Thoughts of a Colored Man – Keenan Scott II
a poignant and vibrant exploration of the diverse and interconnected lives of Black men in contemporary America. Set in the pulsating heart of Brooklyn, the play delves into the individual experiences, dreams, and struggles of seven men as they navigate love, friendship, and societal expectations. With a powerful mix of humor, poetry, and raw authenticity, this groundbreaking work celebrates the multifaceted aspects of Black identity and offers a compelling glimpse into the human spirit.

Topdog/Underdog – Suzan Lori Parks
A Pulitzer Prize-winning drama that revolves around the complex relationship between two African American brothers, Lincoln and Booth. Living together in a small apartment, their struggles with sibling rivalry, identity, and the weight of their shared history unfold in a gripping narrative.

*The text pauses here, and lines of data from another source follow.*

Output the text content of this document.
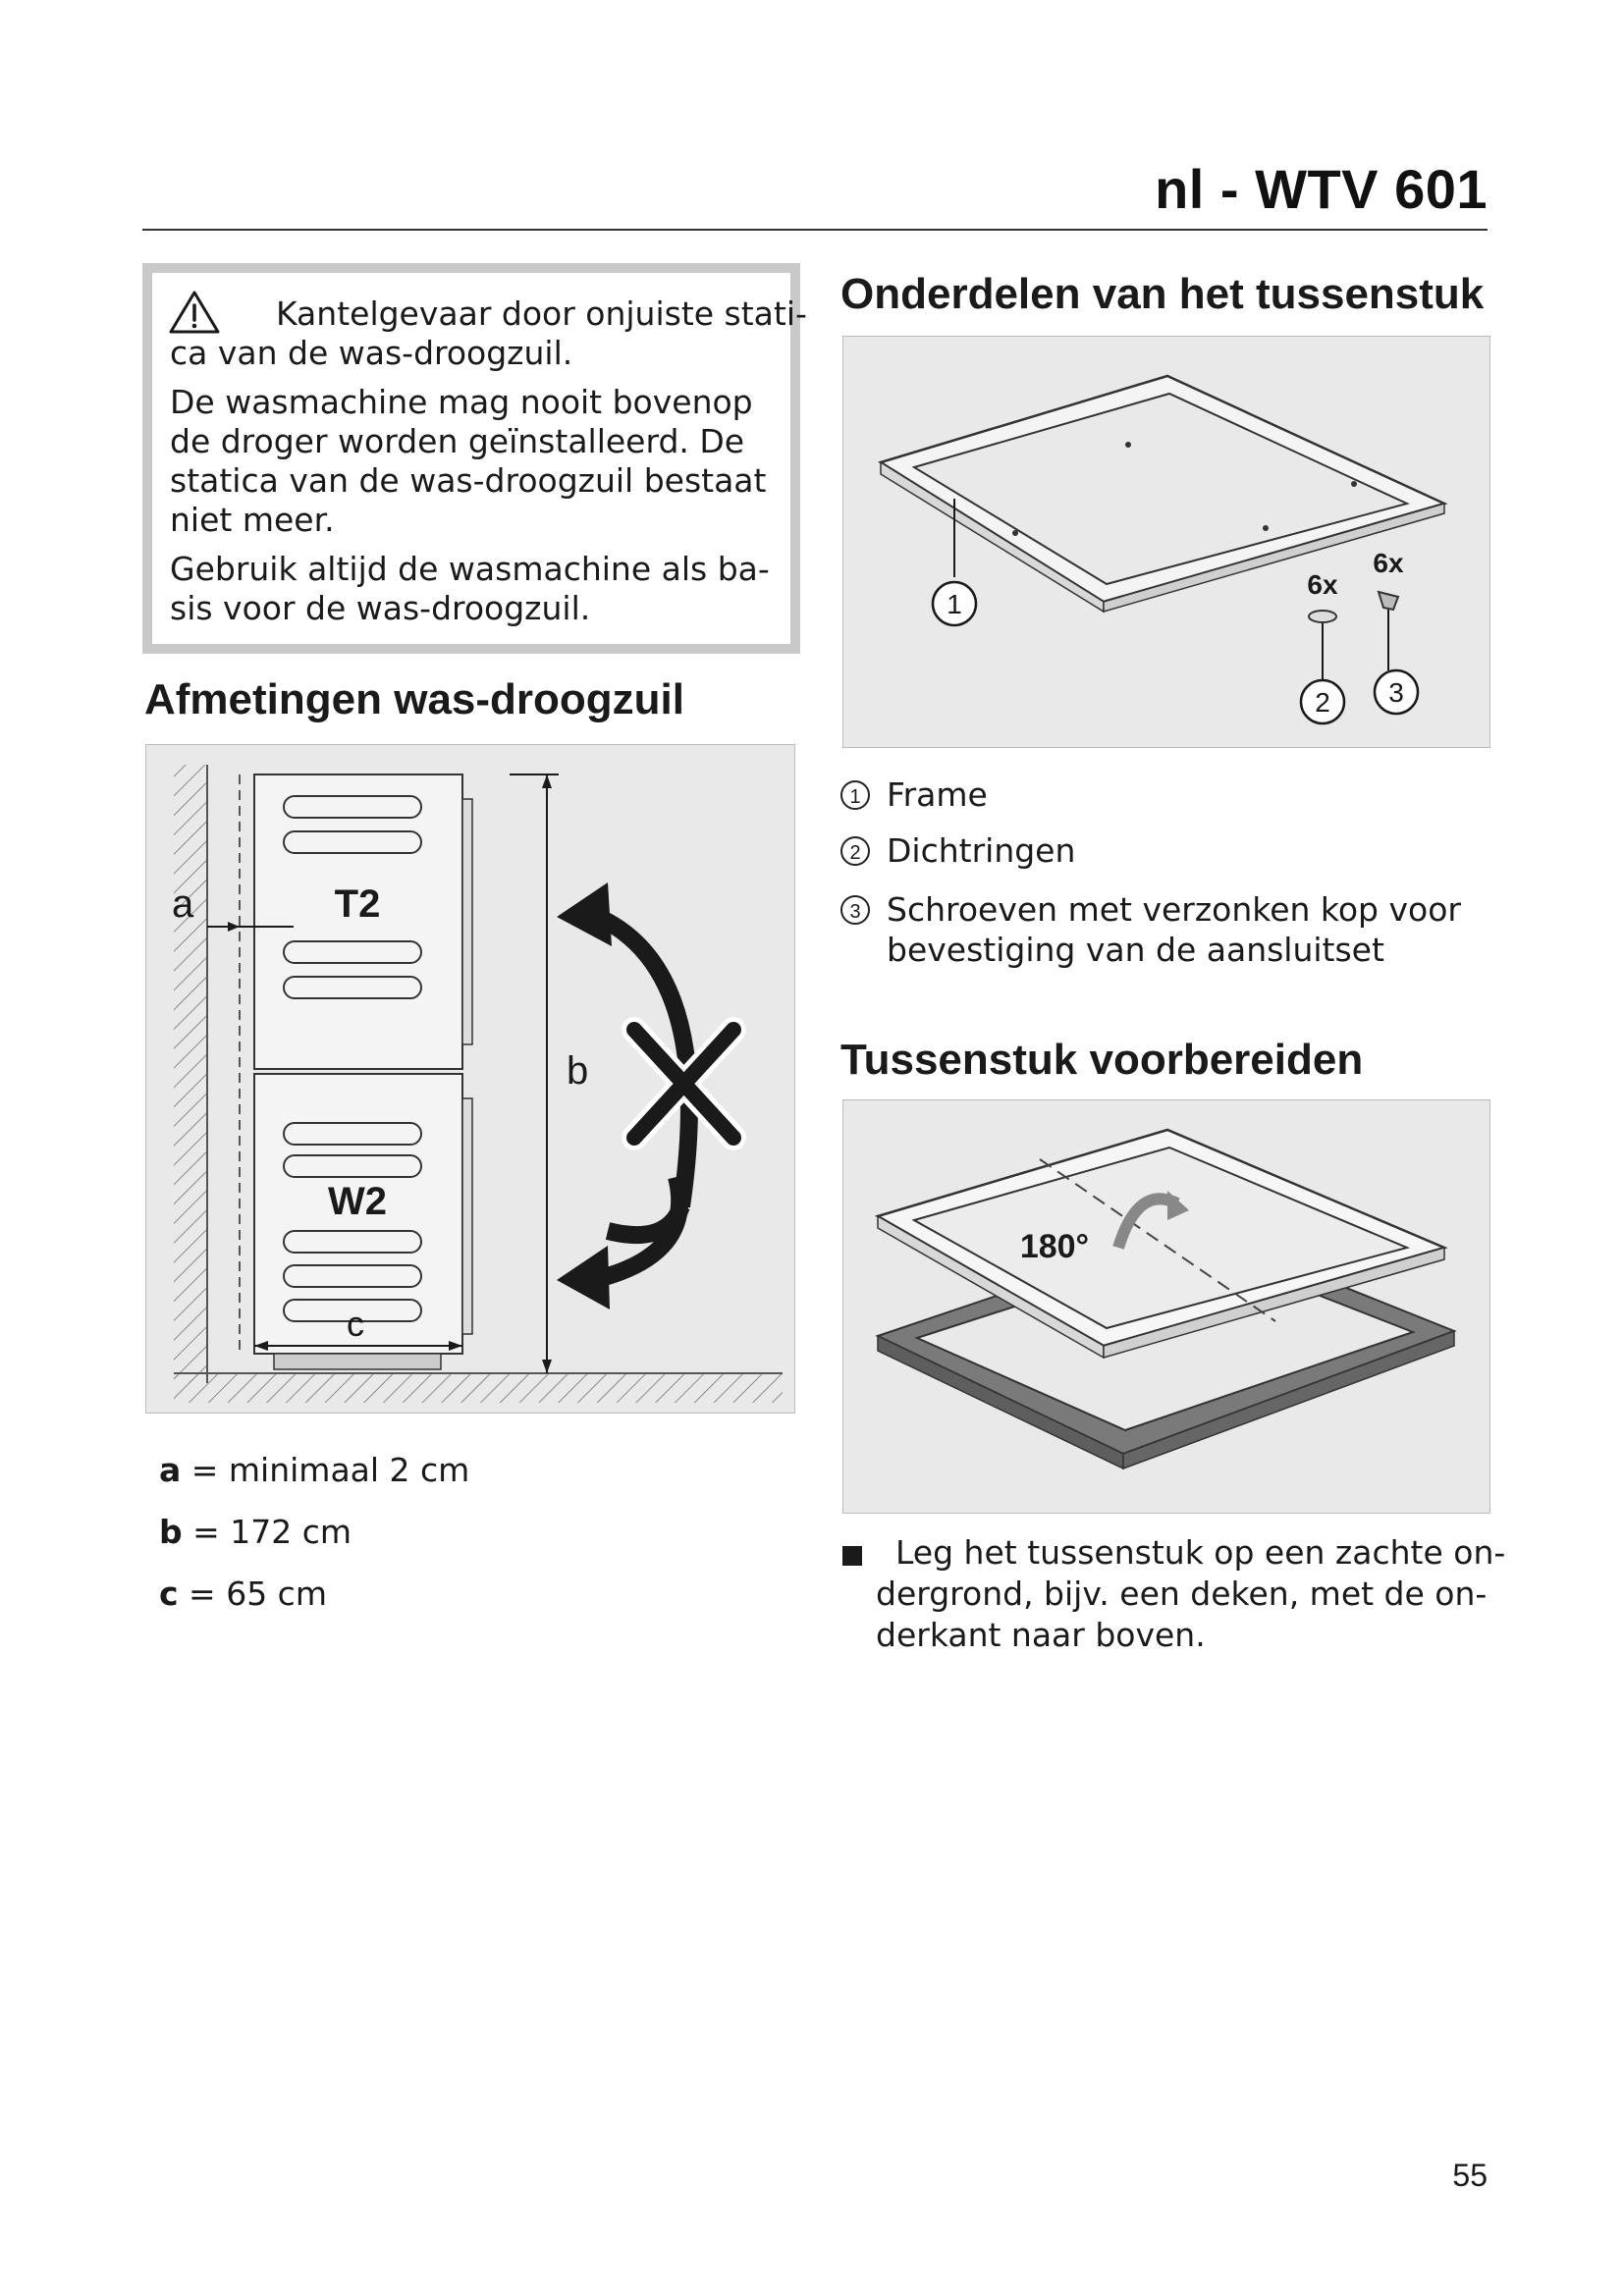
nl - WTV 601
Kantelgevaar door onjuiste stati-
ca van de was-droogzuil.
De wasmachine mag nooit bovenop
de droger worden geïnstalleerd. De
statica van de was-droogzuil bestaat
niet meer.
Gebruik altijd de wasmachine als ba-
sis voor de was-droogzuil.
Afmetingen was-droogzuil
T2
W2
a
c
b
a = minimaal 2 cm
b = 172 cm
c = 65 cm
Onderdelen van het tussenstuk
1
6x
2
6x
3
1 Frame
2 Dichtringen
3 Schroeven met verzonken kop voor
bevestiging van de aansluitset
Tussenstuk voorbereiden
180°
Leg het tussenstuk op een zachte on-
dergrond, bijv. een deken, met de on-
derkant naar boven.
55
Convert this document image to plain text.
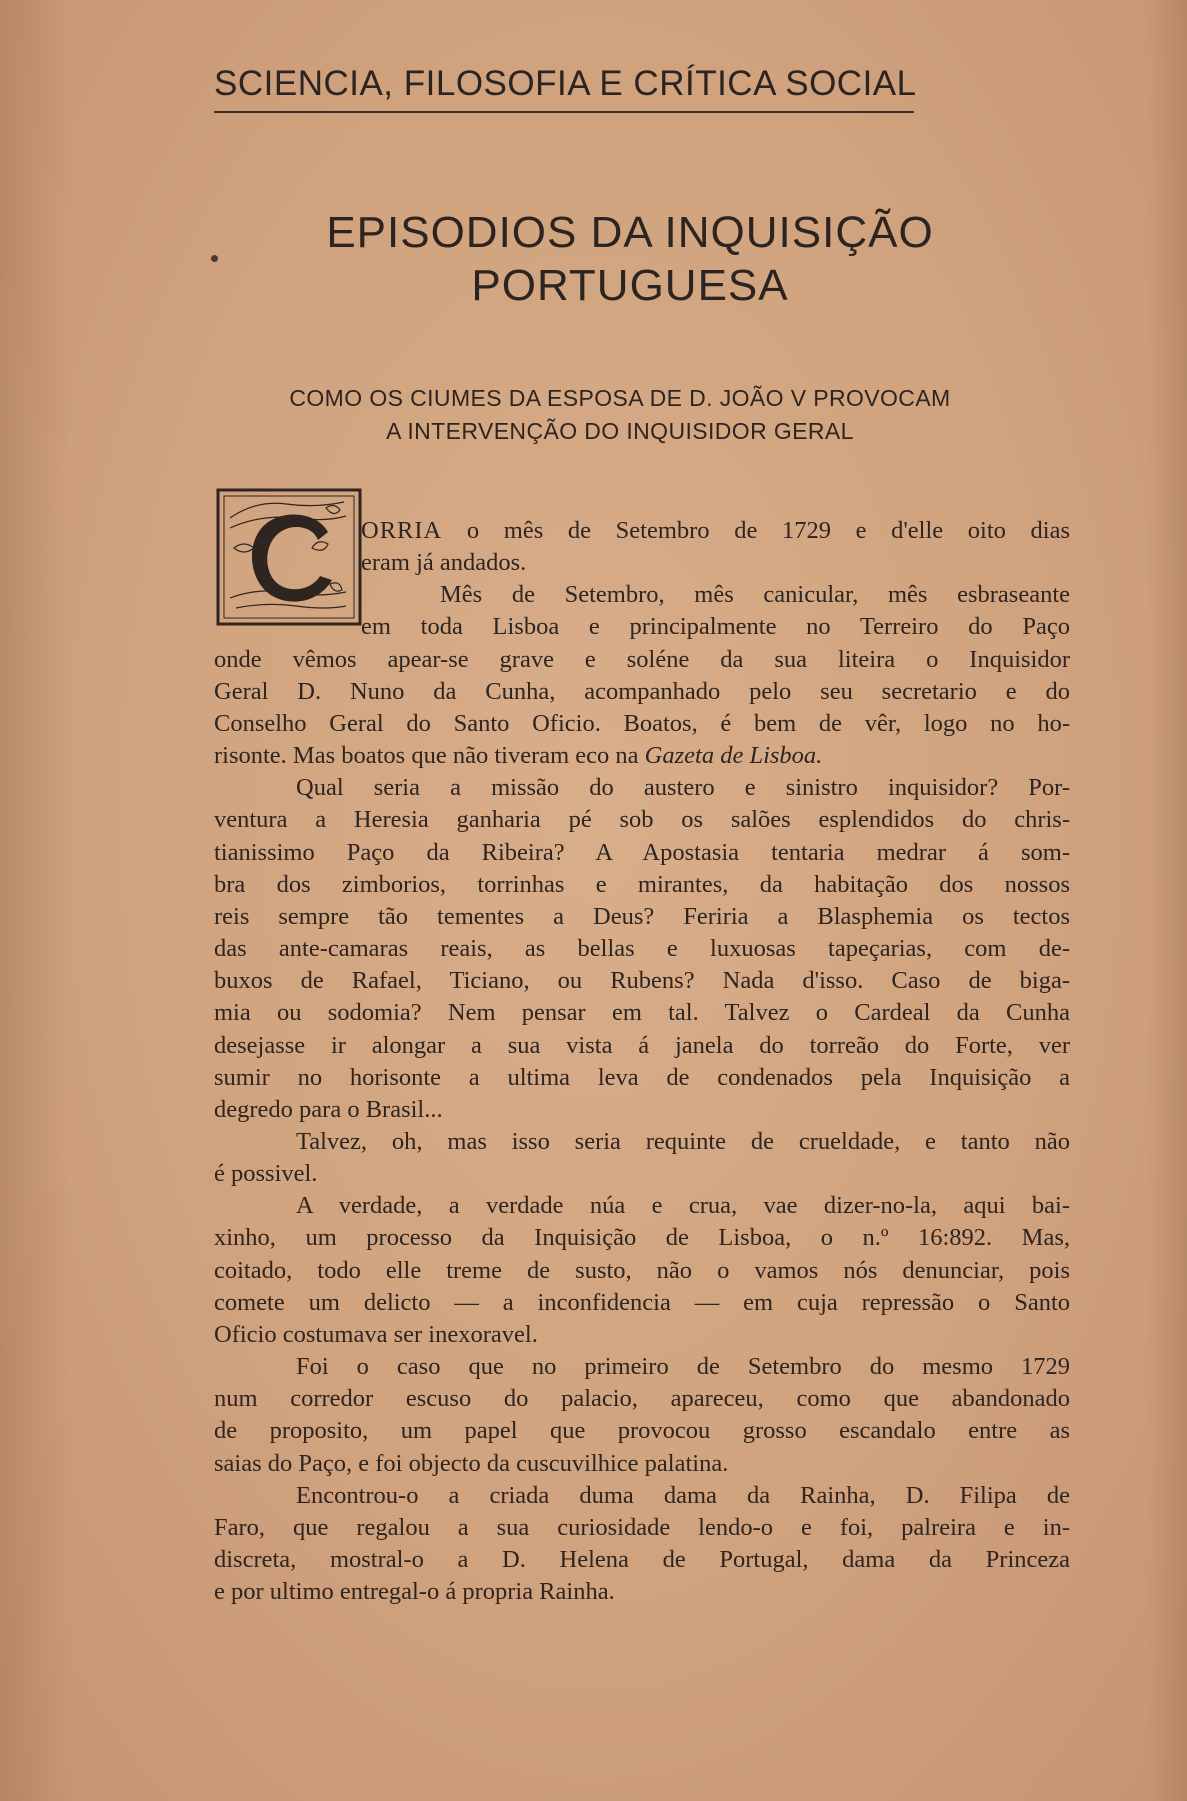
SCIENCIA, FILOSOFIA E CRÍTICA SOCIAL
EPISODIOS DA INQUISIÇÃO
PORTUGUESA
COMO OS CIUMES DA ESPOSA DE D. JOÃO V PROVOCAM
A INTERVENÇÃO DO INQUISIDOR GERAL
ORRIA o mês de Setembro de 1729 e d'elle oito dias
eram já andados.
Mês de Setembro, mês canicular, mês esbraseante
em toda Lisboa e principalmente no Terreiro do Paço
onde vêmos apear-se grave e soléne da sua liteira o Inquisidor
Geral D. Nuno da Cunha, acompanhado pelo seu secretario e do
Conselho Geral do Santo Oficio. Boatos, é bem de vêr, logo no ho-
risonte. Mas boatos que não tiveram eco na Gazeta de Lisboa.
Qual seria a missão do austero e sinistro inquisidor? Por-
ventura a Heresia ganharia pé sob os salões esplendidos do chris-
tianissimo Paço da Ribeira? A Apostasia tentaria medrar á som-
bra dos zimborios, torrinhas e mirantes, da habitação dos nossos
reis sempre tão tementes a Deus? Feriria a Blasphemia os tectos
das ante-camaras reais, as bellas e luxuosas tapeçarias, com de-
buxos de Rafael, Ticiano, ou Rubens? Nada d'isso. Caso de biga-
mia ou sodomia? Nem pensar em tal. Talvez o Cardeal da Cunha
desejasse ir alongar a sua vista á janela do torreão do Forte, ver
sumir no horisonte a ultima leva de condenados pela Inquisição a
degredo para o Brasil...
Talvez, oh, mas isso seria requinte de crueldade, e tanto não
é possivel.
A verdade, a verdade núa e crua, vae dizer-no-la, aqui bai-
xinho, um processo da Inquisição de Lisboa, o n.º 16:892. Mas,
coitado, todo elle treme de susto, não o vamos nós denunciar, pois
comete um delicto — a inconfidencia — em cuja repressão o Santo
Oficio costumava ser inexoravel.
Foi o caso que no primeiro de Setembro do mesmo 1729
num corredor escuso do palacio, apareceu, como que abandonado
de proposito, um papel que provocou grosso escandalo entre as
saias do Paço, e foi objecto da cuscuvilhice palatina.
Encontrou-o a criada duma dama da Rainha, D. Filipa de
Faro, que regalou a sua curiosidade lendo-o e foi, palreira e in-
discreta, mostral-o a D. Helena de Portugal, dama da Princeza
e por ultimo entregal-o á propria Rainha.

As the brothers grapple with issues of loyalty and betrayal, the play delves into themes of race, family, and the pursuit of the American dream.

Trouble in Mind – Alice Childress
A thought-provoking and incisive exploration of racial dynamics within the world of theater during the 1950s. The play unfolds as a group of Black actors rehearse for a Broadway play that tackles issues of racism, only to confront the very prejudices it seeks to expose. As tensions rise and personal truths come to light, “Trouble in Mind” becomes a powerful and timely commentary on the complexities of racial representation, authenticity, and the challenges faced by Black artists in the pursuit of equality and justice.